There is a buzz going around that July 4th might be the official start of camping with the long-awaited re-opening of campsites – I know, the excitement is too much! After weeks of lockdown and confinement to our own homes, many of us are champing at the bit to look at a different piece of scenery – somewhere other than the garden fence would be nice! But we are also sensible people and know that we cannot put ourselves or anyone else at risk by being reckless at this still early stage in the pandemic.
So, is camping safe? And how can re-opening campsites ensure safety of their guests?
Well, many camping, glamping and caravan sites have started to gear up for a 4th July re-opening and have thought long and hard about the measures necessary. Luckily camping, in all its guises, lends itself quite nicely to natural social distancing, but there are some issues such as shared bathroom and washing facilities, close proximity to other campers, etc. that need careful thought.
Many re-opening campsites will require advanced booking as they need to limit numbers and thus help with social distancing and sharing of facilities. There are some camping sites that have plenty of space for ease of distancing between tents such as the spacious fields of Willowbrook Farm. This ethical working farm in beautiful Oxfordshire have also installed extra hand sanitising points and are looking forward to showing off their farm in all its glory once more.
There are some glamping sites that offer ease of social distancing by the fact that there are few accommodation options that are very much self-contained such as the 2 huge safari tents at Brocklands Farm in Hampshire. These are 100 metres apart and completely independent with fastidious cleaning taking place in between guests. In addition, they guarantee a refund on any bookings that cannot be taken as a direct results of government restrictions.
Tinkers Bells have an exclusive use family glamping site at Field Head Farm in the heart of the Staffordshire countryside. That means your family can have the whole site to yourselves! Well, that certainly solves any social distancing issues! And family size is not a problem as the three luxurious bell tents can cater for up to 12 people. In addition, you would have your own hot power showers, toilet and powder room; kitchen, bbq and firepit area; a huge hideaway tent for you to snuggle up and relax in and plenty of scenic outdoor space.

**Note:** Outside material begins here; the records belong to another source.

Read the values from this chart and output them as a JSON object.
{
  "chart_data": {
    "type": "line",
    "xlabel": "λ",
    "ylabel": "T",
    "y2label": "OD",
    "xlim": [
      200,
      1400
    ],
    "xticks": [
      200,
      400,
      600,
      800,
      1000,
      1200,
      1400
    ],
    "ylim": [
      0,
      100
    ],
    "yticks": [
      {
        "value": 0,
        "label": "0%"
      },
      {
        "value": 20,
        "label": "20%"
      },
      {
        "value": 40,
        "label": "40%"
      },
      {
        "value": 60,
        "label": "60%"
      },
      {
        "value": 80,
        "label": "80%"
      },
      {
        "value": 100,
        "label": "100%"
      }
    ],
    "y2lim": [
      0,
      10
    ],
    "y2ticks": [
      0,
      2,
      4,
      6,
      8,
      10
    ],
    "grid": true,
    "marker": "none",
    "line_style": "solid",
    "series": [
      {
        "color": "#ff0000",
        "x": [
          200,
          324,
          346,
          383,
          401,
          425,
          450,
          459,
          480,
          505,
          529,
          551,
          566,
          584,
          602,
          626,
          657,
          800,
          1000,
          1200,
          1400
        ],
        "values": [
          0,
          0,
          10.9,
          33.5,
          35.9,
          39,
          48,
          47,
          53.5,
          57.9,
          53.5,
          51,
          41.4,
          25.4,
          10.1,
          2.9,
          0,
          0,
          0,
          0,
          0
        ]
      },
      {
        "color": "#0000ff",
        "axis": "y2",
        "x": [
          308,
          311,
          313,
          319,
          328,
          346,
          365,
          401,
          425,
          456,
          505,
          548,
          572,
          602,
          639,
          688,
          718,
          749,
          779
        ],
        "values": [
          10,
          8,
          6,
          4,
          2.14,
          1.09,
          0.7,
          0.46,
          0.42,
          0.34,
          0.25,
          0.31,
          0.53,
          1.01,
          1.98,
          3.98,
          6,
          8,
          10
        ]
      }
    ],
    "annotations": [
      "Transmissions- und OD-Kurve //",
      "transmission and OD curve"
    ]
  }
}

Several campsites have closed some or all of their facilities meaning that campers need to bring their own. There are plenty of cost-effective solutions on the market such as these from World of Camping: portable toilet and solar shower.
Whilst some campsites have closed their toilet and washing facilities, Harry’s Field in Hampshire have actually increased theirs to help maintain social distancing.
Tehidy Holiday Park in Cornwall has invested in an activated oxygen fogger for sanitizing their accommodation – this effective and natural product kills 99.99% of pathogens present in under 30 seconds!
Some holiday makers may well want to hold back from booking until there is more certainty as they don’t want to risk losing out financially. It is worth checking out with your preferred campsite what their policy is as the vast majority of sites are keen to look after customers.
Some sites such as Fakenham Fairways in Norfolk are allowing provisional bookings to help with flexibility and peace of mind in case of a change to government guidance following an increase in cases. Similarly, Hook Farm in Dorset is taking bookings arriving from the 4th July but will happily change your booking to another date within 12 months of your arrival date. Chestnut Meadow in East Sussex offer refunds for Covid-related issues and have developed a new tool in their website booking system so you can move your booking if necessary, giving you total flexibility.
Other sites such as Holden Farm in Hampshire and Lanyon Holiday Park in Cornwall guarantee that whilst there is uncertainty, you can move your booking to another date in 2020 or 2021. Also, plenty of sites such as Ruberslaw Wild Wood Camping in the Scottish borders, are looking to the future and offering online bookings made for 2021 at 2020 prices – worth taking advantage of and helps to secure the businesses’ futures.
It is really important to support this industry in 2020. Many campsites including Forest Glade in Devon and Petruth Paddocks in Somerset have invested heavily over the winter season to improve facilities but have already missed half of their peak season and thus income will be massively down. Re-opening campsites need to put measures in place to ensure our safety that will inevitably incur more costs. This, along with a reduction on number of guests expected mean that the second half of the season will not put them close to recouping lost income. The vast majority of these lovely sites are family-run small businesses, not huge corporations and if we want to go camping in the years to come, we need to make sure there is an industry to come back to.
If in doubt, postpone, don’t cancel.